Dinas Dinlle beach is located some 2 and ½ mile to the west of the village. It is a large sand and pebble beach - the vast areas of sand becoming visible at low tide level.
The excellent water quality makes the beach popular for swimming, fishing, windsurfing, surfing, canoeing, sailing, jet skiing and power boating and it has become necessary to create zones in the water to protect bathers.
The popular beach offers fine views towards both the Llŷn Peninsula and Llanddwyn Island on the Isle of Anglesey.
Dinas Dinlle Hillfort:
The cliff above the beach at Dinas Dinlle is occupied by the Dinas Dinlle Iron Age Hillfort.
The fort has been eroded by the sea, such that only a double semi-circular rampart remains. Finds of Roman pottery indicate a reoccupation in the 2nd or 3rd centuries.

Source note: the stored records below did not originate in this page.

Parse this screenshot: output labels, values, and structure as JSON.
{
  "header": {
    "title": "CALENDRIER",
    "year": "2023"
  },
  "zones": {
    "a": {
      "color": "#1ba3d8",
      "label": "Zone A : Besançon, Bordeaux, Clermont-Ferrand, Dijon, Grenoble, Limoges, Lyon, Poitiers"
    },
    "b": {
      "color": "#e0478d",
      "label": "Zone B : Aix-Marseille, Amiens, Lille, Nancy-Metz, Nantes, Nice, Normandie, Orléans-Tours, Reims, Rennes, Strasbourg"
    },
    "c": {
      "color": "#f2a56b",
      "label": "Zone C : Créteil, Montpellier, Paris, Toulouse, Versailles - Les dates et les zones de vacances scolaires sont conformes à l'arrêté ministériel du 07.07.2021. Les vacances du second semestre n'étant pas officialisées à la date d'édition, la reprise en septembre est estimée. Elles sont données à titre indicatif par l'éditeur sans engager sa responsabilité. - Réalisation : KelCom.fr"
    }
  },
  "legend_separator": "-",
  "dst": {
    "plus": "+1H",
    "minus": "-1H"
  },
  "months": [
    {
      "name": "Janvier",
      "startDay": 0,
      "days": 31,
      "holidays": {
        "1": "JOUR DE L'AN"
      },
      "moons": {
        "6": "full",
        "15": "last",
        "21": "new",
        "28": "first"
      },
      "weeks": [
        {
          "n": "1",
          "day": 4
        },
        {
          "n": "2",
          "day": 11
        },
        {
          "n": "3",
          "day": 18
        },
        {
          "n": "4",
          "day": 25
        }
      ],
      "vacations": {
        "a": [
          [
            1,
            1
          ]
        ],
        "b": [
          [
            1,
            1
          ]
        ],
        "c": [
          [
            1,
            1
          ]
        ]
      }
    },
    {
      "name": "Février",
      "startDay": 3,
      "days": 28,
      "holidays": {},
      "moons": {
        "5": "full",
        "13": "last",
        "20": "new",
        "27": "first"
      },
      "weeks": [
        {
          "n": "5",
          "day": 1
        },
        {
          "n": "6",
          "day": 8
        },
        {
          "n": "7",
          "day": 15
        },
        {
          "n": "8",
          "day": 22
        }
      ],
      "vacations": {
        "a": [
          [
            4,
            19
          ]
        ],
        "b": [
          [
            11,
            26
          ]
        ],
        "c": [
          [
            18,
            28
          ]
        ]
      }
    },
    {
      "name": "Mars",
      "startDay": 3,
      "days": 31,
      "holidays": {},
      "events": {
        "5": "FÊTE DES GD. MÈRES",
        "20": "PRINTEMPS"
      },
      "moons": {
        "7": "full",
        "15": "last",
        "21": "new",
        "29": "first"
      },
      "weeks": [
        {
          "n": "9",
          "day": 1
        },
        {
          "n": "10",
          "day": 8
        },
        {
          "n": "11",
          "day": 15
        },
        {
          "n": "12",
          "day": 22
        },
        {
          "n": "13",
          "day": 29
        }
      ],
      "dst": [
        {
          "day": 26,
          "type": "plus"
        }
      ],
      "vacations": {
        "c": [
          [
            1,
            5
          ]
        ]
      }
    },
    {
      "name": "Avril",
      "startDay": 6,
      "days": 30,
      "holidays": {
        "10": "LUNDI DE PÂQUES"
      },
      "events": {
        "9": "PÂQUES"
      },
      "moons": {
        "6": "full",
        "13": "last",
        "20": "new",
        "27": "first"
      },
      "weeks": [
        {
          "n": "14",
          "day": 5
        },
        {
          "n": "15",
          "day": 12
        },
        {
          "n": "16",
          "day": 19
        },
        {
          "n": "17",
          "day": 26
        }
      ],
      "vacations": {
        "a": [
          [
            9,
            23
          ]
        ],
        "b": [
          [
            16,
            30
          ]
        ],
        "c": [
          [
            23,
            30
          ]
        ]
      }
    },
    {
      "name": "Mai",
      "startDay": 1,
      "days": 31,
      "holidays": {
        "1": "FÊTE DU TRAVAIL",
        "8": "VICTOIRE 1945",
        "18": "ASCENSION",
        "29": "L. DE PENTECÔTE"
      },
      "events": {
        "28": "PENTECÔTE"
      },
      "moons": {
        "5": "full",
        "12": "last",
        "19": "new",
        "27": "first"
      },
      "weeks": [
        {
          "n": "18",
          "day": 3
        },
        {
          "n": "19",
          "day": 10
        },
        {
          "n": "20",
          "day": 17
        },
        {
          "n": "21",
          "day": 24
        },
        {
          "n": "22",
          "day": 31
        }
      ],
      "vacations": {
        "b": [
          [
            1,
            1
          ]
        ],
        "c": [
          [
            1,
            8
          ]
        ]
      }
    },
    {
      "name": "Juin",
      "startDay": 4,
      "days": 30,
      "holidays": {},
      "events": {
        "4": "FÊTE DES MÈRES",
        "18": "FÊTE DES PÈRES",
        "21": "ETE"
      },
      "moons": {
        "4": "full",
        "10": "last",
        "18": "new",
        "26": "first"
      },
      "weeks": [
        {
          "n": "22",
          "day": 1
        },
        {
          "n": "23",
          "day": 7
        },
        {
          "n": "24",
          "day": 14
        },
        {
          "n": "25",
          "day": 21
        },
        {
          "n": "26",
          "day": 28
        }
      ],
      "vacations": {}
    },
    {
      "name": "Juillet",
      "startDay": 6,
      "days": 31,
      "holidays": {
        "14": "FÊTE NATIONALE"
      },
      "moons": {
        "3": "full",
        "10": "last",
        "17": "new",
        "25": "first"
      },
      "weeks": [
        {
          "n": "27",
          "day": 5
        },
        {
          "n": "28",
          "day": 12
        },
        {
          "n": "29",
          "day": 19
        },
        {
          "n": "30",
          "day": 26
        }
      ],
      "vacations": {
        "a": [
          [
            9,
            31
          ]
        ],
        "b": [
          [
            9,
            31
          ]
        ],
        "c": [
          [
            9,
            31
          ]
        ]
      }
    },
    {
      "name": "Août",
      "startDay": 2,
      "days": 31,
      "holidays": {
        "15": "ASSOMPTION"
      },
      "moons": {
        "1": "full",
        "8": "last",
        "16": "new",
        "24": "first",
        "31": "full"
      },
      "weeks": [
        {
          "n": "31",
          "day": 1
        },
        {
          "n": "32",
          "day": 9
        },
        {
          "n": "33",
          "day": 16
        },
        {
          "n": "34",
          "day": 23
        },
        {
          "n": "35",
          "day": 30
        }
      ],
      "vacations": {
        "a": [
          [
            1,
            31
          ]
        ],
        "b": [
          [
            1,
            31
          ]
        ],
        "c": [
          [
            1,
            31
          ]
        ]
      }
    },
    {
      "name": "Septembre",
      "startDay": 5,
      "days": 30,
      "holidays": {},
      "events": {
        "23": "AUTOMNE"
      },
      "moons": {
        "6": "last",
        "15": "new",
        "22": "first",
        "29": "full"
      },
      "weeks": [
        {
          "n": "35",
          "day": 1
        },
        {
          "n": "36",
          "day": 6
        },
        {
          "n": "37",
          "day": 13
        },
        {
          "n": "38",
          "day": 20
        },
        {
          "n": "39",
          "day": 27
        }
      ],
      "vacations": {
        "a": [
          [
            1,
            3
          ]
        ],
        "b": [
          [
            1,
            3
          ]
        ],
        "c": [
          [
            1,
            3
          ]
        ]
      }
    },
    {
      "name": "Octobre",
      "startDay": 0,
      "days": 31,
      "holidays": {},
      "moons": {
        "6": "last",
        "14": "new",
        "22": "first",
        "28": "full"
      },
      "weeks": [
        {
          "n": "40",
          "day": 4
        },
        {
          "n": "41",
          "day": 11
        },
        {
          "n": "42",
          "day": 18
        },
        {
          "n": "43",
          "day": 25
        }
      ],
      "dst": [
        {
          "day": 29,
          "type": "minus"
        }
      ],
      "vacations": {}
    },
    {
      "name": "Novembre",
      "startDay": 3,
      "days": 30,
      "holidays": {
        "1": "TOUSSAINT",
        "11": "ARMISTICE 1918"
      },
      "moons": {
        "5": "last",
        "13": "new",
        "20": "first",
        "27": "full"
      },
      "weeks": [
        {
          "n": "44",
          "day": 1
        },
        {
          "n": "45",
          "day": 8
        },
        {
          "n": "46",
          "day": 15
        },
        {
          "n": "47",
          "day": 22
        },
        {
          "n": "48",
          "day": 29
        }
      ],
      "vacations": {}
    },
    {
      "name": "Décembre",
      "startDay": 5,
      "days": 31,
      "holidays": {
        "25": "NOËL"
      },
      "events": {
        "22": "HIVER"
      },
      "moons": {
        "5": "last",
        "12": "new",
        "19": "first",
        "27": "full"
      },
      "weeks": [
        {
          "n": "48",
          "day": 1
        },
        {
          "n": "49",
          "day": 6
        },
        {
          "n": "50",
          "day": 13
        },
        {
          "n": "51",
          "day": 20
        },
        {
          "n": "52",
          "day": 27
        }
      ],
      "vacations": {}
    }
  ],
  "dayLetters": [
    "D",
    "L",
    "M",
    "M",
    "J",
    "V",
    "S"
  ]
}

The hillfort is a roughly oval defended enclosure, set on the summit of a drumlin. The enclosure has suffered considerable coastal erosion on the west side and from the beach below, the original ground surface beneath the Iron Age ramparts along with other details are clearly visible in the eroded cross-section. Within the eastern part of the interior are traces of circular or rectangular structures or enclosures, one being a possible sepulchral mound or alternatively a Roman pharos or lighthouse.
Walks, Cycle Trails and Other Activities
The Wales Coastal Path passes through the village en-route to Dinas Dinlle and the Llyn Peninsula. There are pleasant walks around Foryd Bay (to the historic Fort Bellan) and the surrounding countryside.
The village is home to the Saron Chapel. It is a nicely proportioned building in the Welsh Nonconformist style, with the date of 1901 portrayed on the front gable wall. Another date of 1862 is carved into a slate slab in the front courtyard.